Why Opening Up Clinical Trials Data Is Good For Pharma Companies

Glyn Moody | TechDirt | November 5, 2013

Earlier this year we wrote about how AbbVie, the pharma company spun out of Abbott Laboratories, had gone to court to stop the European Medicines Agency (EMA) from releasing clinical trials information about one of its drugs. Despite what AbbVie claimed, this was not commercially sensitive in any way, but simply basic data about safety and efficacy.

It's often overlooked that this data is mostly obtained by testing new drugs on volunteer members of the public who take the medicines in order to establish their safety. By definition, these volunteers are putting themselves at risk. They selflessly offer to do that in order to advance medicine and confer benefits on society as a whole. That means the clinical data obtained from such tests belongs to the public that made them possible, at least from a moral viewpoint.

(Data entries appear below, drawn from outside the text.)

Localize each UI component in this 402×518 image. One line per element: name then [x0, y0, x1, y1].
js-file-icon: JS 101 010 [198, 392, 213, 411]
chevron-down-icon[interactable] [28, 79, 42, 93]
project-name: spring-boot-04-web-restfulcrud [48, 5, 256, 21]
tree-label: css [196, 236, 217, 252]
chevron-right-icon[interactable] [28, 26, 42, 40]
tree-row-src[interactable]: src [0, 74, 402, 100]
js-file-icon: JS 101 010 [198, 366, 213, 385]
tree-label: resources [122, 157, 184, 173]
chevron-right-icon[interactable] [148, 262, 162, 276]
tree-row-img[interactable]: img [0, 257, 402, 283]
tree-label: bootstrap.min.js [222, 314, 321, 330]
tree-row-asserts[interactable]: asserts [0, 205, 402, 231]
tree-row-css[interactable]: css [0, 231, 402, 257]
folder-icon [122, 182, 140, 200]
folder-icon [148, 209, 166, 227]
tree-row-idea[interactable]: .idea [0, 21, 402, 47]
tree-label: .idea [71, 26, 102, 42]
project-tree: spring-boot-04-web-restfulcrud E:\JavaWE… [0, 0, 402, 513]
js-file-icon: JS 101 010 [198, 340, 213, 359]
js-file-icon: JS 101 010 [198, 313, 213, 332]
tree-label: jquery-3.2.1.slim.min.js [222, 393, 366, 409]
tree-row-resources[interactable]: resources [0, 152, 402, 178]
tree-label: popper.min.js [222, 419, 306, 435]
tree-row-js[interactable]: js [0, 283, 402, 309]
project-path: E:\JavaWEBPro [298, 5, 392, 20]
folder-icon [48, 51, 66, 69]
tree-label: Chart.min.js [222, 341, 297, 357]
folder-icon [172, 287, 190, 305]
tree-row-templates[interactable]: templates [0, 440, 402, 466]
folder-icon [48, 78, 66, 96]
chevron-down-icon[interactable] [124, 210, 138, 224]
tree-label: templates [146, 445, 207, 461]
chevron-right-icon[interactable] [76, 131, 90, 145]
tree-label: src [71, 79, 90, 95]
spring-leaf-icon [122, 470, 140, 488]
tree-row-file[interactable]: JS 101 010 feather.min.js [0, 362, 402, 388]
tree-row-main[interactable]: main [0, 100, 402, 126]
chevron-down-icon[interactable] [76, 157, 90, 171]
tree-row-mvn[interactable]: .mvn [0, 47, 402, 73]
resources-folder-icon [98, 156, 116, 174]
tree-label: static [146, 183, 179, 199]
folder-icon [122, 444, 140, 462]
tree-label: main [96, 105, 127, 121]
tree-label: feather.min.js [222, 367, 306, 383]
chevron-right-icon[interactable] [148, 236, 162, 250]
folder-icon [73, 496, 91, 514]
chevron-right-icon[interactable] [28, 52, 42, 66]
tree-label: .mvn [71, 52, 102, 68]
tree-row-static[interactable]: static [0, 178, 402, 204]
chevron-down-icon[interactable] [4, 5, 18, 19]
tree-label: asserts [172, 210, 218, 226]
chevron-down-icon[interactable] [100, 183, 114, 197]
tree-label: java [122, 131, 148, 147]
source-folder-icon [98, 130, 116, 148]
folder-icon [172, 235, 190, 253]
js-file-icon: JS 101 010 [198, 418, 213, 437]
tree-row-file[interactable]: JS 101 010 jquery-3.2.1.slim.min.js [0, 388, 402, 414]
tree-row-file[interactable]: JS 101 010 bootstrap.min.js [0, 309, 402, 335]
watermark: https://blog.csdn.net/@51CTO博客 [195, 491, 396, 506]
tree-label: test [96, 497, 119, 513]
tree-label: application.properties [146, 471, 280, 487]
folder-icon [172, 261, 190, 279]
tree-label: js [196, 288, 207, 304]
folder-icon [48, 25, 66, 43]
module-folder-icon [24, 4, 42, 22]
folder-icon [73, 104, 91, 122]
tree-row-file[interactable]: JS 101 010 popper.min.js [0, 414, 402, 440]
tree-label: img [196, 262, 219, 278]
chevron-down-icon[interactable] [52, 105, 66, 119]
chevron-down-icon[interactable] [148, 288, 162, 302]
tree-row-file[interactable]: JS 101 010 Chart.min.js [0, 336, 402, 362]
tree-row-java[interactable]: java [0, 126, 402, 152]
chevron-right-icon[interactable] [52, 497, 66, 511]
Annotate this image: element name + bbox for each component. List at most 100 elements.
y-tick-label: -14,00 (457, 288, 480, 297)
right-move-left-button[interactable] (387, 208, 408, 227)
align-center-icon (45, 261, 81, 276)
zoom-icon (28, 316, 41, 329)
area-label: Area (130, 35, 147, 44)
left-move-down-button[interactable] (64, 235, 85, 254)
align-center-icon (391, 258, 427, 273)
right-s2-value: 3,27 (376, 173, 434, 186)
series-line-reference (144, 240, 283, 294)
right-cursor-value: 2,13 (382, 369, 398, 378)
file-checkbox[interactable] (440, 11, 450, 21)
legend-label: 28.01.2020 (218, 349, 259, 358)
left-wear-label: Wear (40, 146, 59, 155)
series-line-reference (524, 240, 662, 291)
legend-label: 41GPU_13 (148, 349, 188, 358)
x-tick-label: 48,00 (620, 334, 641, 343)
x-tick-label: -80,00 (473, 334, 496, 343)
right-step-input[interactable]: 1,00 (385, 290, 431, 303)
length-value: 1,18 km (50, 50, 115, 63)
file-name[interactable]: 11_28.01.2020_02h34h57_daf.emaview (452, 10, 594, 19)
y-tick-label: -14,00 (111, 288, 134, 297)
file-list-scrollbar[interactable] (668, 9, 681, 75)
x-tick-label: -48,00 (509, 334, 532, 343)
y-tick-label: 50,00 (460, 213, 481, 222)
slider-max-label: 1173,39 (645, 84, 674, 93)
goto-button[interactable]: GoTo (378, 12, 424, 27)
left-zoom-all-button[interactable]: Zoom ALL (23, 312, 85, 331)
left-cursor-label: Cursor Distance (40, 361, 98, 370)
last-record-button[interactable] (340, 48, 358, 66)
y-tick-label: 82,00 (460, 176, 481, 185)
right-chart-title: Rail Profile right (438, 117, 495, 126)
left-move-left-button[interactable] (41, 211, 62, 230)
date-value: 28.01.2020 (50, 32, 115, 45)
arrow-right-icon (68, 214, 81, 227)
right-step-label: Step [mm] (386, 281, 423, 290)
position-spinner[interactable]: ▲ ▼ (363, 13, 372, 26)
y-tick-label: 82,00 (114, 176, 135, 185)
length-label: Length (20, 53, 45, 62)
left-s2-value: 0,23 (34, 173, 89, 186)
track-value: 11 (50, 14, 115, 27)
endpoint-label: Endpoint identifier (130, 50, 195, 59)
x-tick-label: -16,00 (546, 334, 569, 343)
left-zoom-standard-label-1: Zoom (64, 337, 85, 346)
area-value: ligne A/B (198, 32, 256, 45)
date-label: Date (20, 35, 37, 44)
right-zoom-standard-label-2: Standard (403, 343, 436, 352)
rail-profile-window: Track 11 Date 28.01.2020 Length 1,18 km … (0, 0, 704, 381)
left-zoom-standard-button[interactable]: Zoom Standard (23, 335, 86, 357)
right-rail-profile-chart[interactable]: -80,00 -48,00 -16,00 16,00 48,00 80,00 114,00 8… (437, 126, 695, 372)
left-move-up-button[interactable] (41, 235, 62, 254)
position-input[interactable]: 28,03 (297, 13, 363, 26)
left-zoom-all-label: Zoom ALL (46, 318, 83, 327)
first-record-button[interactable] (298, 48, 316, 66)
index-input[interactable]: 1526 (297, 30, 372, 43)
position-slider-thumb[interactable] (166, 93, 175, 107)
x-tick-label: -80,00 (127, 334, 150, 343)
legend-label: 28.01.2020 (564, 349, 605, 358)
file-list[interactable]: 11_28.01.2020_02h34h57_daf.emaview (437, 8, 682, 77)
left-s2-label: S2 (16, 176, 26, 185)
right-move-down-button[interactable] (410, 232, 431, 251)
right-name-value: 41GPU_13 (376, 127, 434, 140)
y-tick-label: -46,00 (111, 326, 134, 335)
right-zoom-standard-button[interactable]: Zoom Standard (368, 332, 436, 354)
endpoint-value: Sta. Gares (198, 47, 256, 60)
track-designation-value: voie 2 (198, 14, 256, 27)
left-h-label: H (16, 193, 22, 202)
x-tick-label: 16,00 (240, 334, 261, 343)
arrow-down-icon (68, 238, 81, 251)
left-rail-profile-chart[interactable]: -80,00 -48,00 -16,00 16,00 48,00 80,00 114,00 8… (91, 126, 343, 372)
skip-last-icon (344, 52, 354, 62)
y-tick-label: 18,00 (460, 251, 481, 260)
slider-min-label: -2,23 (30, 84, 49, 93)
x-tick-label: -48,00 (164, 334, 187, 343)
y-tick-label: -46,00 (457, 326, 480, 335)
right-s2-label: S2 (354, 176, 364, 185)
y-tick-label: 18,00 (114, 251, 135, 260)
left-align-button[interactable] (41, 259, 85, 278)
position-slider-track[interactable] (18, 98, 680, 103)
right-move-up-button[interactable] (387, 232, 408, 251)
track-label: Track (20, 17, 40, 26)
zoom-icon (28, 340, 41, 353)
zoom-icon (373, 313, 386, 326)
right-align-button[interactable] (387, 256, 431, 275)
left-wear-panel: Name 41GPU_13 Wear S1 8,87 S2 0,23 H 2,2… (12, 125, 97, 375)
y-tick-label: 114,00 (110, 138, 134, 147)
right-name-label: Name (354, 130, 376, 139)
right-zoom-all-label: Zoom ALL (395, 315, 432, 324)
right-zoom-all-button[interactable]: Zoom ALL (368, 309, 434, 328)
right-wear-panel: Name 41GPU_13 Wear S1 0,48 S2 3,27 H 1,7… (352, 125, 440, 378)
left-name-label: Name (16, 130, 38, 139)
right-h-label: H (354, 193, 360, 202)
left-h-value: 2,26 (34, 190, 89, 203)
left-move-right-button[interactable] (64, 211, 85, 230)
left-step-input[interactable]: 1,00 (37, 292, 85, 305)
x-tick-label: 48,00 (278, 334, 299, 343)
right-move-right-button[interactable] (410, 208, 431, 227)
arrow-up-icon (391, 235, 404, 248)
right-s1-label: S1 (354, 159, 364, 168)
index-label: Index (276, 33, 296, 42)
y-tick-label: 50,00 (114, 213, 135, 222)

If a company seeks to prevent the free dissemination of that safety data, as AbbVie is doing in Europe, it is breaking the implicit compact it made with the people who agreed to try out its drugs. Those invited to take part in future trials of AbbVie's drugs might then begin to ask why they should endanger their health and even lives purely to boost one company's profits...

...We know this approach works, because it is precisely what we see in the field of open source. Sharing the code freely creates a level playing-field that allows companies to innovate faster because they can build on the work of others. The rise of a multi-billion dollar software industry based around such sharing, and the unprecedented rate of innovation this drives, are yet more reasons that companies like AbbVie should be striving to promote, not prevent, the release and dissemination of clinical trials information as open data.